The fire sucked back up into her hand, which smoked slightly. The tree was barely singed.

“How was that?” Evie asked.

“Good,” Theta said and burst out smiling. “Real good.”

“All the cows are safe and accounted for.”

“Well,” Theta said. “I guess it’s a start.”

From the sunroom window, Ling watched Evie and Theta in the field. Ling had judged Evie harshly before, but she was starting to have a complicated respect for Evie now. No, she and Evie would never be best friends, but Ling was starting to understand that you didn’t have to be best friends with someone in order to work with them. The two of them shared a common purpose, and they could work together toward that purpose.
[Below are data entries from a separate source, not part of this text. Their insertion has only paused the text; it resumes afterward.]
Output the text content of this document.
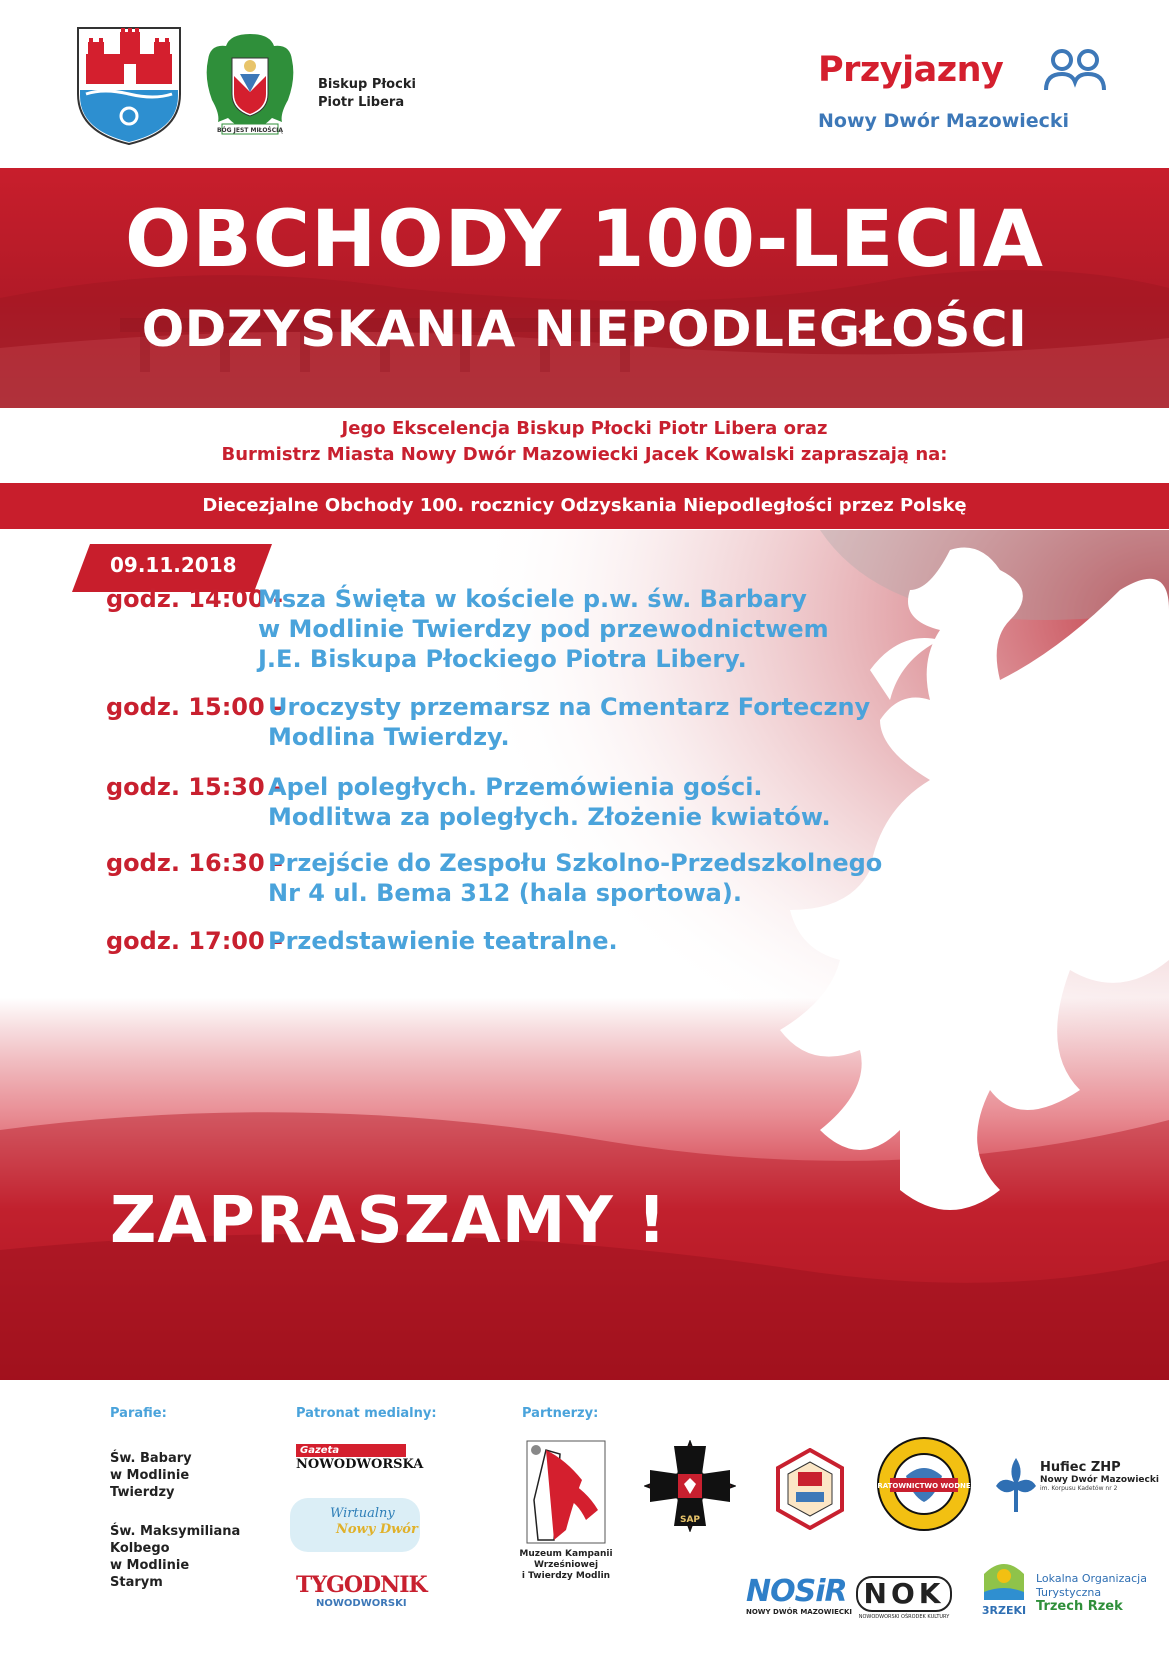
BÓG JEST MIŁOŚCIĄ
Biskup Płocki
Piotr Libera
Przyjazny
Nowy Dwór Mazowiecki
OBCHODY 100-LECIA
ODZYSKANIA NIEPODLEGŁOŚCI
Jego Ekscelencja Biskup Płocki Piotr Libera oraz
Burmistrz Miasta Nowy Dwór Mazowiecki Jacek Kowalski zapraszają na:
Diecezjalne Obchody 100. rocznicy Odzyskania Niepodległości przez Polskę
09.11.2018
godz. 14:00 -
Msza Święta w kościele p.w. św. Barbary
w Modlinie Twierdzy pod przewodnictwem
J.E. Biskupa Płockiego Piotra Libery.
godz. 15:00 -
Uroczysty przemarsz na Cmentarz Forteczny
Modlina Twierdzy.
godz. 15:30 -
Apel poległych. Przemówienia gości.
Modlitwa za poległych. Złożenie kwiatów.
godz. 16:30 -
Przejście do Zespołu Szkolno-Przedszkolnego
Nr 4 ul. Bema 312 (hala sportowa).
godz. 17:00 -
Przedstawienie teatralne.
ZAPRASZAMY !
Parafie:
Św. Babary
w Modlinie
Twierdzy
Św. Maksymiliana
Kolbego
w Modlinie
Starym
Patronat medialny:
Gazeta
NOWODWORSKA
Wirtualny
Nowy Dwór
TYGODNIK
NOWODWORSKI
Partnerzy:
Muzeum Kampanii
Wrześniowej
i Twierdzy Modlin
SAP
RATOWNICTWO WODNE
Hufiec ZHP
Nowy Dwór Mazowiecki
im. Korpusu Kadetów nr 2
NOSiR
NOWY DWÓR MAZOWIECKI
NOK
NOWODWORSKI OŚRODEK KULTURY	3RZEKI
Lokalna Organizacja
Turystyczna
Trzech Rzek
“I think we might do better if we had a common goal in mind,” Ling said later, when they had gathered in the pasture once more. “I think we should try to enter the land of the dead.”

Shortly after they’d arrived in Bountiful, Ling and Jericho had told everyone about the night they’d managed to make brief contact with that other world. She reminded everyone of that now.

“Why wait for him to find us? Why not surprise him at home?” she said.

“That’s a bad idea,” Sarah Beth said.

“Why?” Jericho asked.

“It’s not a good place. Somebody could see us. He could see us. Right, Isaiah?”

“Right,” Isaiah said, looking defiantly at Bill and Memphis.

“Waiting around isn’t safe, either,” Ling said. “I vote we try.”

“All those in favor, raise your hands,” Memphis said, raising his. One by one, the Diviners agreed. All except for Sarah Beth and Isaiah.

“I don’t wanna go,” Sarah Beth said. She seemed genuinely frightened, and Evie thought about the girl’s near-death experience. She wanted to tell Sarah Beth that she understood. After all, it had happened to her, too.

“It will be all right,” Evie said.

“How do you know that?” Sarah Beth said.

“I promised your mother I’d look after you, and I will,” Evie said, hoping to make Sarah Beth feel better. “Here. Let’s stand in a circle.”